Pose Variability: The scaling approach appears to neglect significant variability in animal positioning. Even under anesthesia, animal pose is rarely identical across subjects or time points.
Requirement for Evidence: Without quantitative data, there appears to be significant differences between the individual images and the merged image. If the authors assert that this is a "classical setting" where mouse positioning is 100% consistent and growth curves are identical in multiple dimensions, please provide specific references that validate these assumptions. Otherwise, the scaling must be corrected to account for anisotropic growth and pose differences or stated that scaling was only based on one dimension.
(3) Methodology of Spatial Regions The manuscript does not currently indicate how the nine distinct spatial regions were determined. Please expand the methods section to include the specific segmentation algorithms or anatomical criteria used to define these regions, as this is critical for reproducibility.

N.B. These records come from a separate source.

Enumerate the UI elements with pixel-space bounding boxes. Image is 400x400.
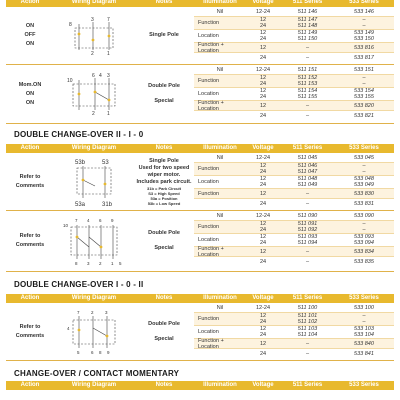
product-group xyxy=(6,153,394,211)
notes-cell: Single Pole xyxy=(149,32,179,38)
notes-cell: Single Pole Used for two speed wiper motor. Includes park circuit. 31b = Park Circuit S3 = High Speed 53a = Position 53b = Low Speed xyxy=(136,157,192,206)
wiring-diagram xyxy=(54,211,134,271)
table-header xyxy=(6,0,394,7)
svg-text:2: 2 xyxy=(92,111,95,116)
table-row: Function 12 24 511 091 511 092 – – xyxy=(194,220,394,233)
table-header: Action Wiring Diagram Notes Illumination Voltage 511 Series 533 Series xyxy=(6,381,394,390)
table-row: Location 12 24 511 048 511 049 533 048 533 049 xyxy=(194,175,394,188)
table-row: Function + Location 12 – 533 834 xyxy=(194,246,394,256)
wiring-diagram xyxy=(54,65,134,123)
svg-text:31b: 31b xyxy=(102,201,113,208)
table-row: Nil 12-24 511 151 533 151 xyxy=(216,66,374,73)
product-group xyxy=(6,211,394,272)
notes-cell: Double Pole Special xyxy=(148,83,180,104)
svg-text:2: 2 xyxy=(99,261,102,266)
table-row: Nil 12-24 511 090 533 090 xyxy=(216,212,374,219)
table-header: Action Wiring Diagram Notes Illumination Voltage 511 Series 533 Series xyxy=(6,294,394,303)
table-row: Function 12 24 511 046 511 047 – – xyxy=(194,162,394,175)
table-row: 24 – 533 835 xyxy=(194,256,394,266)
svg-text:1: 1 xyxy=(107,50,110,56)
svg-text:4: 4 xyxy=(99,73,102,79)
svg-text:4: 4 xyxy=(87,218,90,223)
wiring-diagram xyxy=(54,153,134,210)
table-row: Location 12 24 511 149 511 150 533 149 533 150 xyxy=(194,29,394,42)
header-action: Action xyxy=(20,0,40,5)
table-header: Action Wiring Diagram Notes Illumination Voltage 511 Series 533 Series xyxy=(6,144,394,153)
svg-text:5: 5 xyxy=(119,261,122,266)
svg-text:7: 7 xyxy=(75,218,78,223)
header-voltage: Voltage xyxy=(252,0,274,5)
table-row: 24 – 533 817 xyxy=(194,52,394,62)
table-row: Location 12 24 511 154 511 155 533 154 533 155 xyxy=(194,87,394,100)
product-group xyxy=(6,7,394,65)
svg-text:10: 10 xyxy=(67,78,73,84)
svg-text:4: 4 xyxy=(67,325,70,331)
svg-text:3: 3 xyxy=(105,309,108,315)
table-row: 24 – 533 831 xyxy=(194,198,394,208)
svg-text:8: 8 xyxy=(69,21,72,28)
action-cell: Mom.ON ON ON xyxy=(18,81,42,106)
section-title: DOUBLE CHANGE-OVER II - I - 0 xyxy=(14,130,144,139)
table-row: Nil 12-24 511 045 533 045 xyxy=(216,154,374,161)
svg-text:7: 7 xyxy=(107,16,110,23)
table-row: Location 12 24 511 093 511 094 533 093 533 094 xyxy=(194,233,394,246)
action-cell: Refer to Comments xyxy=(15,323,45,339)
svg-text:53: 53 xyxy=(102,159,109,166)
wiring-diagram xyxy=(54,7,134,64)
header-wiring: Wiring Diagram xyxy=(71,0,117,5)
table-row: Function 12 24 511 152 511 153 – – xyxy=(194,74,394,87)
notes-cell: Double Pole Special xyxy=(148,320,180,342)
action-cell: Refer to Comments xyxy=(15,233,45,248)
svg-text:9: 9 xyxy=(111,218,114,223)
svg-text:1: 1 xyxy=(111,261,114,266)
svg-text:7: 7 xyxy=(77,309,80,315)
svg-text:53a: 53a xyxy=(75,201,86,208)
section-title: CHANGE-OVER / CONTACT MOMENTARY xyxy=(14,369,180,378)
svg-text:3: 3 xyxy=(87,261,90,266)
table-row: Function 12 – 533 830 xyxy=(194,188,394,198)
notes-cell: Double Pole Special xyxy=(148,230,180,251)
svg-text:3: 3 xyxy=(107,73,110,79)
table-row: Function + Location 12 – 533 820 xyxy=(194,100,394,110)
svg-text:2: 2 xyxy=(91,50,94,56)
svg-text:6: 6 xyxy=(91,349,94,355)
svg-text:6: 6 xyxy=(99,218,102,223)
svg-text:8: 8 xyxy=(99,349,102,355)
wiring-diagram xyxy=(54,303,134,360)
table-row: Nil 12-24 511 100 533 100 xyxy=(216,304,374,311)
svg-text:8: 8 xyxy=(75,261,78,266)
svg-text:3: 3 xyxy=(91,16,94,23)
header-notes: Notes xyxy=(155,0,173,5)
table-row: Nil 12-24 511 146 533 146 xyxy=(216,8,374,15)
svg-text:2: 2 xyxy=(91,309,94,315)
table-row: Function + Location 12 – 533 840 xyxy=(194,338,394,348)
table-row: Function 12 24 511 147 511 148 – – xyxy=(194,16,394,29)
product-group xyxy=(6,303,394,361)
header-illumination: Illumination xyxy=(203,0,237,5)
svg-text:6: 6 xyxy=(92,73,95,79)
svg-text:53b: 53b xyxy=(75,159,86,166)
section-title: DOUBLE CHANGE-OVER I - 0 - II xyxy=(14,280,144,289)
header-533: 533 Series xyxy=(349,0,379,5)
svg-text:5: 5 xyxy=(77,349,80,355)
action-cell: Refer to Comments xyxy=(15,173,45,189)
svg-text:10: 10 xyxy=(63,223,69,228)
product-group xyxy=(6,65,394,124)
action-cell: ON OFF ON xyxy=(24,23,36,47)
svg-text:1: 1 xyxy=(107,111,110,116)
table-row: 24 – 533 841 xyxy=(194,348,394,358)
header-511: 511 Series xyxy=(292,0,323,5)
table-row: Function + Location 12 – 533 816 xyxy=(194,42,394,52)
table-row: Function 12 24 511 101 511 102 – – xyxy=(194,312,394,325)
table-row: Location 12 24 511 103 511 104 533 103 533 104 xyxy=(194,325,394,338)
svg-text:9: 9 xyxy=(107,349,110,355)
table-row: 24 – 533 821 xyxy=(194,110,394,120)
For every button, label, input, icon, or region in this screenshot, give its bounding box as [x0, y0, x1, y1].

Reviewer #3 (Public review):
Summary:
The paper "The 1000+ mouse project: large-scale spatiotemporal parametrization and modeling of preclinical cancer immunotherapies" is focused on developing a novel methodology for automatic processing of bioluminescence imaging data. It provides quantitative and statistically robust insights on preclinical experiments that will contribute to optimizing cell-based therapies. There is an enormous demand for such methods and approaches that enable the spatiotemporal evaluation of cell monitoring in large cohorts of experimental animals.
Strengths:
The manuscript is generally well written, and the experiments are scientifically sound. The conclusions reflect the soundness of experimental data. This approach seems to be quite innovative and promising to improve the statistical accuracy of BLI data quantification.
This methodology can be used as a universal quantification tool for BLI data for in vivo assessment of adoptively transferred cells due to the versatility of the technology.
Comments on revisions:
The critiques have been taken care of appropriately.